Zenith Bank Plc has retained its position as the Number One Bank in Nigeria by Tier-1 Capital for the sixteenth consecutive year, in the 2025 Top 1000 World Banks’ Rankings, published by The Banker, Financial Times Group, United Kingdom.
This ranking places Zenith Bank Plc as the 581st Bank globally, with a Tier-1 Capital of $2 billion.
The global rankings, published in the July 2025 edition of The Banker, was based on the 2024 year-end Tier-1 capital of banks. This is the primary basis for most international organizations’ assessments of banks.
Commenting on this achievement, the Group Managing Director/CEO of Zenith Bank Plc, Dame (Dr.) Adaora Umeoji, OON, said, “We are thrilled to have retained our position yet again as the Number One Bank in Nigeria by Tier-1 capital for the 16th consecutive year.
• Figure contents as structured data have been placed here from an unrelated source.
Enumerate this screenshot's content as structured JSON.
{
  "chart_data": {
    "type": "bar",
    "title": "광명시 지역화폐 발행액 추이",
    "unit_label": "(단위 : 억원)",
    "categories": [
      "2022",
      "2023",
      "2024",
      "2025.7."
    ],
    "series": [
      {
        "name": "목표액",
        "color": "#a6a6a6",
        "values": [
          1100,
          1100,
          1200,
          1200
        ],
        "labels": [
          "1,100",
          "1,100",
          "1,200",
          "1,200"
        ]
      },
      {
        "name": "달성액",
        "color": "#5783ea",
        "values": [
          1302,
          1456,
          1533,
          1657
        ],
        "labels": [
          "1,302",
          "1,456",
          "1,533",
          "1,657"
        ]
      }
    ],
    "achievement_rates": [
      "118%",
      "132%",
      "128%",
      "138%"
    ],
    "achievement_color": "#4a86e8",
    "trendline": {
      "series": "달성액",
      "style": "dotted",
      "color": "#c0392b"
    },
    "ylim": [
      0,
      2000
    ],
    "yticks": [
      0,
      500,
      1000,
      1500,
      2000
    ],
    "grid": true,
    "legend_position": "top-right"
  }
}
This achievement is a reflection of the bank’s robust financial performance, prudent risk management and steadfast dedication to delivering exceptional value to our customers and stakeholders”.
She thanked the Founder and Chairman, Jim Ovia, CFR, for his visionary and transformative leadership which has played a pivotal role in cultivating a resilient and thriving institution. She also expressed her deepest appreciation to the bank’s esteemed customers for their continued loyalty to the Zenith brand, the Board for the sound corporate governance, and the staff for their relentless & tireless efforts in ensuring the bank’s success.
Tier-1 Capital describes capital adequacy, the core measure of a bank’s financial strength from a regulator’s perspective. According to the ranking, Tier-1 Capital, as defined by the Bank for International Settlements (BIS) guidelines, includes loss-absorbing capital, i.e., common stock, disclosed reserves, retained earnings, and minority interests in the equity of subsidiaries that are less than wholly owned. A strong Tier-1 capital ratio boosts investor and depositor confidence, indicating the Bank is well-capitalised and financially stable.
According to the audited financial results for the 2024 financial year presented to the Nigerian Exchange (NGX), the Bank recorded a double-digit growth of 86% in gross earnings, increasing from N2.13 trillion in 2023 to N3.97 trillion in 2024. This growth was driven by a 138% increase in interest income, supported by investment in high-yield government securities, and growth in the Bank’s loan book.
Zenith Bank’s profit before tax (PBT) rose by 67%, reaching N1.3 trillion in 2024 from N796 billion in 2023. This performance saw the bank record an unprecedented total dividend payout of N195.67 billion at N5.00 per ordinary share in the 2024 financial year.